PMs and ICDs contain a magnetic switch or sensor that is activated by sufficiently powerful magnetic fields.
Generally, this activation leads to temporary asynchronous pacing in PMs and temporary suspension of tachyarrhythmia detection and therapy in ICDs. Normal function resumes as soon as the magnetic field dissipates.
The ability to change device functionality noninvasively with an external magnet has important clinical utility and permits remote monitoring of battery function in PM patients and urgent inhibition of therapy in ICD patients receiving inappropriate device therapies. Clinically significant EMI due to other environmental devices, such as cellular telephones or antitheft devices, have led to PM and ICD device design modifications.
However, given the important clinical utility of temporary device reprogramming with an external magnet, design modifications in this case are not warranted; patients should simply be instructed to keep portable headphones remote from their implanted PM or ICD. Manufacturers should consider including a warning to this effect in their product labeling.
Concerns about the potential for digital music players to cause EMI with implanted cardiac devices surfaced in 2007 when a report suggested that iPod–PM/ICD interactions may occur.
Subsequent studies suggested the interactions were primarily interference with telemetry (communication between the device and device programmer) and not actual interference with the intrinsic function of the implanted device.
Our study supports these findings, as not a single episode of clinically relevant EMI was observed despite exposure of 100 PM and ICD patients to two different portable digital music players.
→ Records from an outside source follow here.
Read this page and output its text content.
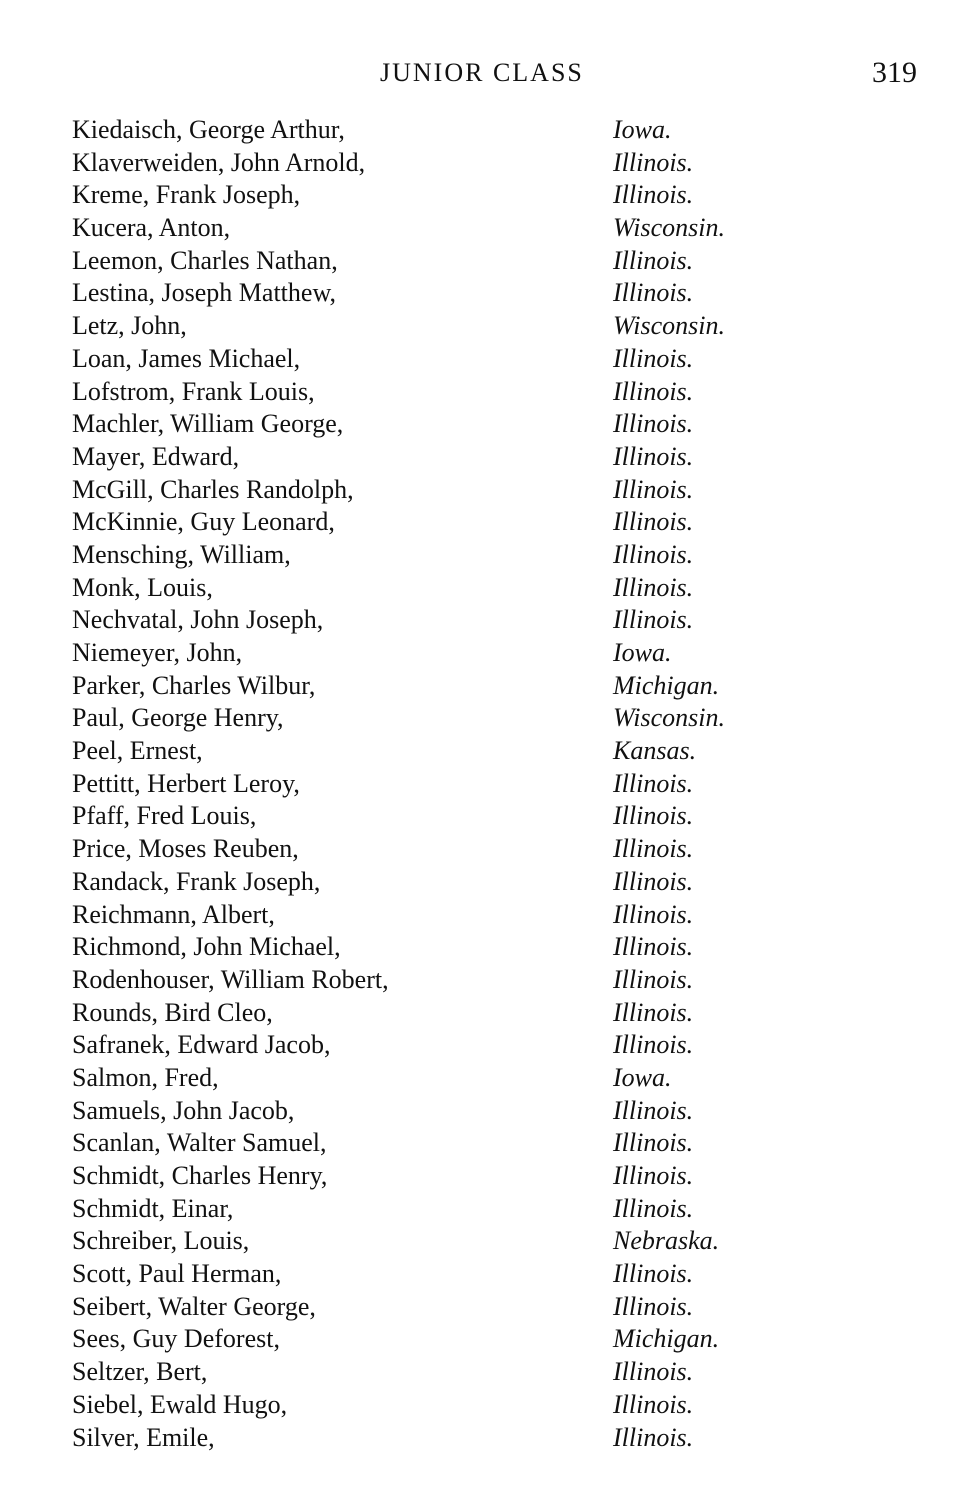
JUNIOR CLASS	319
Kiedaisch, George Arthur,	Iowa.
Klaverweiden, John Arnold,	Illinois.
Kreme, Frank Joseph,	Illinois.
Kucera, Anton,	Wisconsin.
Leemon, Charles Nathan,	Illinois.
Lestina, Joseph Matthew,	Illinois.
Letz, John,	Wisconsin.
Loan, James Michael,	Illinois.
Lofstrom, Frank Louis,	Illinois.
Machler, William George,	Illinois.
Mayer, Edward,	Illinois.
McGill, Charles Randolph,	Illinois.
McKinnie, Guy Leonard,	Illinois.
Mensching, William,	Illinois.
Monk, Louis,	Illinois.
Nechvatal, John Joseph,	Illinois.
Niemeyer, John,	Iowa.
Parker, Charles Wilbur,	Michigan.
Paul, George Henry,	Wisconsin.
Peel, Ernest,	Kansas.
Pettitt, Herbert Leroy,	Illinois.
Pfaff, Fred Louis,	Illinois.
Price, Moses Reuben,	Illinois.
Randack, Frank Joseph,	Illinois.
Reichmann, Albert,	Illinois.
Richmond, John Michael,	Illinois.
Rodenhouser, William Robert,	Illinois.
Rounds, Bird Cleo,	Illinois.
Safranek, Edward Jacob,	Illinois.
Salmon, Fred,	Iowa.
Samuels, John Jacob,	Illinois.
Scanlan, Walter Samuel,	Illinois.
Schmidt, Charles Henry,	Illinois.
Schmidt, Einar,	Illinois.
Schreiber, Louis,	Nebraska.
Scott, Paul Herman,	Illinois.
Seibert, Walter George,	Illinois.
Sees, Guy Deforest,	Michigan.
Seltzer, Bert,	Illinois.
Siebel, Ewald Hugo,	Illinois.
Silver, Emile,	Illinois.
Although eight different headphone models were tested and these headphones are believed to be representative of commercially available portable headphones, the magnetic field strength of individual headphone models varies. Therefore, the applicability of these results to other headphones is uncertain. Nevertheless, the recommendations to keep all portable headphones at least 3 cm from implanted PMs and ICDs is supported by the study findings. Because continuous device monitoring via the programmer was not possible during headphone testing of some PM and ICD models, it is possible that this study underestimates the true incidence of interaction. Nevertheless, the study was designed to detect potentially meaningful clinical interactions. Although devices from each of the three major PM and ICD manufacturers were tested in this study, the majority of devices were from one manufacturer. However, no differences in the frequency of headphone-induced magnetic interference were observed among the different brands. In addition, 20 PM models and 13 ICD models were tested. Different devices may be more or less susceptible to magnetic interference from portable headphones. Testing included numerous “modern.” current-model devices, suggesting that the results of this study are applicable to most PM and ICD patients.
Clinically significant magnetic interference can occur when portable headphones are placed in close proximity to implanted PMs and ICDs. The majority of these interactions are typical magnet responses, and in most cases device function returns to normal upon removal of the headphones. In vitro measurements of headphone magnetic strength at 2 cm accurately predict headphone clinical interactions with implanted cardiac devices. Patients with an implanted PM or defibrillator should be advised to keep headphones at least 3 cm (∼1.2 inches) from their device.